Fire-Hunter (Book Review)

When I was a kid I had the good fortune to read Jim Kjelgard’s Fire-Hunter. After we had almost given up hope, the San Bernadino County Library located its copy and lent it to us via inter-library loan. So I had the good fortune to read it again. Wow. What a great book.

Fire-Hunter is the story of Hawk, a sort of “stone-age Tom Swift,” and his main squeeze Willow. Hawk is banished from his tribe for a crime he didn’t commit (more or less; I’ll breeze past details like that so as not to spoil it). You might think Willow is along for romantic interest, but you’d be wrong. None of that mushy Clan of the Cave Bear stuff in this book. (Although she is, to the very limited extent that Willow factors in the book at all, a sort of a strong role-model for any girls who might inexplicably find themselves reading this book.))
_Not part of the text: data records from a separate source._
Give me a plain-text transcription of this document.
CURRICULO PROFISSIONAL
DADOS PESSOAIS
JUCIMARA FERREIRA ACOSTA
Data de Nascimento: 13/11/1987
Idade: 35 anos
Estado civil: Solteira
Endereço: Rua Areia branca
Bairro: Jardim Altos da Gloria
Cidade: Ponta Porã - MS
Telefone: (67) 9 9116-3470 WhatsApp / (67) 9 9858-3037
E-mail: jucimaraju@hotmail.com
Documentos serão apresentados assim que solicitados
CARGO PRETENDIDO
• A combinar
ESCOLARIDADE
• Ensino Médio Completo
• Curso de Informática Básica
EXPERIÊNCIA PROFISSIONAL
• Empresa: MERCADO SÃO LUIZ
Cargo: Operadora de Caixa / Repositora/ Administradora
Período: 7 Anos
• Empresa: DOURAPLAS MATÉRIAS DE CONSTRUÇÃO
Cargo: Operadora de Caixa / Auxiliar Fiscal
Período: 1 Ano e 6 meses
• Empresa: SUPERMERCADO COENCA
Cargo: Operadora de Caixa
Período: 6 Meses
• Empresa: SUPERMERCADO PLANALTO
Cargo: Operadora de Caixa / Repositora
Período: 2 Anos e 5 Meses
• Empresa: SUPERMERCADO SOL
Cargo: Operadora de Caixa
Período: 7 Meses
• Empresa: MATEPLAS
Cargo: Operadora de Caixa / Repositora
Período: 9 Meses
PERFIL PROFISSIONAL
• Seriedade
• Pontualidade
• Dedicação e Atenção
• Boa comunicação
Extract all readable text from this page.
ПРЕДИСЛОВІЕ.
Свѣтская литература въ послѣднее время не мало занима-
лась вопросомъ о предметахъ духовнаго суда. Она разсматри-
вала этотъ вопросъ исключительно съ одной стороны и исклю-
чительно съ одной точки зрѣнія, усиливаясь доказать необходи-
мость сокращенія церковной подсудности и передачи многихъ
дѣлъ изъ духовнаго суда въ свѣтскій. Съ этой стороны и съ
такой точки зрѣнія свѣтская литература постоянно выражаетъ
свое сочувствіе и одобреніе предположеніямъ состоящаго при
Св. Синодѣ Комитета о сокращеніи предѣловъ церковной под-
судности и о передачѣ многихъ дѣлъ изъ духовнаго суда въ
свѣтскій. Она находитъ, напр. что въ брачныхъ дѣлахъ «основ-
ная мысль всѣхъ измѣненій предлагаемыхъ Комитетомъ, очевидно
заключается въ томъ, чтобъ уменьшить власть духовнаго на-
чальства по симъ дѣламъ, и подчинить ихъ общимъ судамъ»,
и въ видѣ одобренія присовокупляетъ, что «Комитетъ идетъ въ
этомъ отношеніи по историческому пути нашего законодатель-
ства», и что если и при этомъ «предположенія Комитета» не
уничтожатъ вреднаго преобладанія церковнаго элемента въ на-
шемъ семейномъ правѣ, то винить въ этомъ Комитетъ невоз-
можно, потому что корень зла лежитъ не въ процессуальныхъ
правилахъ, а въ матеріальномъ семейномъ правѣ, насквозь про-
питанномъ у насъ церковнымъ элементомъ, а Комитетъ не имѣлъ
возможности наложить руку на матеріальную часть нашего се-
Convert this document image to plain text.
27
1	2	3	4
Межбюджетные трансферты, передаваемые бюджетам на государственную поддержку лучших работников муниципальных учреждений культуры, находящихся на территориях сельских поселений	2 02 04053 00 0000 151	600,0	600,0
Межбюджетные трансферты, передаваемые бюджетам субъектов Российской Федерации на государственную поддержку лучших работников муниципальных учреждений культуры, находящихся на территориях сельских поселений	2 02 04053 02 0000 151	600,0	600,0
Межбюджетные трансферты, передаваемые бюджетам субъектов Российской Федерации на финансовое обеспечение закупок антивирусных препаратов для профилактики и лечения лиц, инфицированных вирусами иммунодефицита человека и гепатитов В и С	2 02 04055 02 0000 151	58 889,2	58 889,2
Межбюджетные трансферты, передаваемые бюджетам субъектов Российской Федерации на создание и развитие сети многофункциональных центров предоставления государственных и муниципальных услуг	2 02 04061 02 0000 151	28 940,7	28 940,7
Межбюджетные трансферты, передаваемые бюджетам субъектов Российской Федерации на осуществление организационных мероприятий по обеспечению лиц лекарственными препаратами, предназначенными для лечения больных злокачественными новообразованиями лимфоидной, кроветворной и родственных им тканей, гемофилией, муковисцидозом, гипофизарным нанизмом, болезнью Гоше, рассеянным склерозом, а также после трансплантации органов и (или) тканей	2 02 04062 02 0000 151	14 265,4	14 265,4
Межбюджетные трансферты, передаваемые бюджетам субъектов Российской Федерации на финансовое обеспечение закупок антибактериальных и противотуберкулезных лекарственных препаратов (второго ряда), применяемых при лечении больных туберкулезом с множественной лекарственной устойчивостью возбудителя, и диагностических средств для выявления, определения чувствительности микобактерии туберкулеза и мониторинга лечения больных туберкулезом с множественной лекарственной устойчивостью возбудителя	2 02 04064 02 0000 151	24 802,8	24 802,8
Left alone to die in the paleolithic wilderness, Hawk turns the tables on fate. Instead of dying, he invents the throwing stick, the domesticated dog, and much much more. He also fends off the bad guys (and bad animals, like dire wolves and sabertoothed cats) and generally demonstrates that Bill Gates wasn’t the first high-tech entrepreneur to become rich and famous in their own time.

Of course it’s all fiction. But it’s fun. My kid joins me in giving it two thumbs up.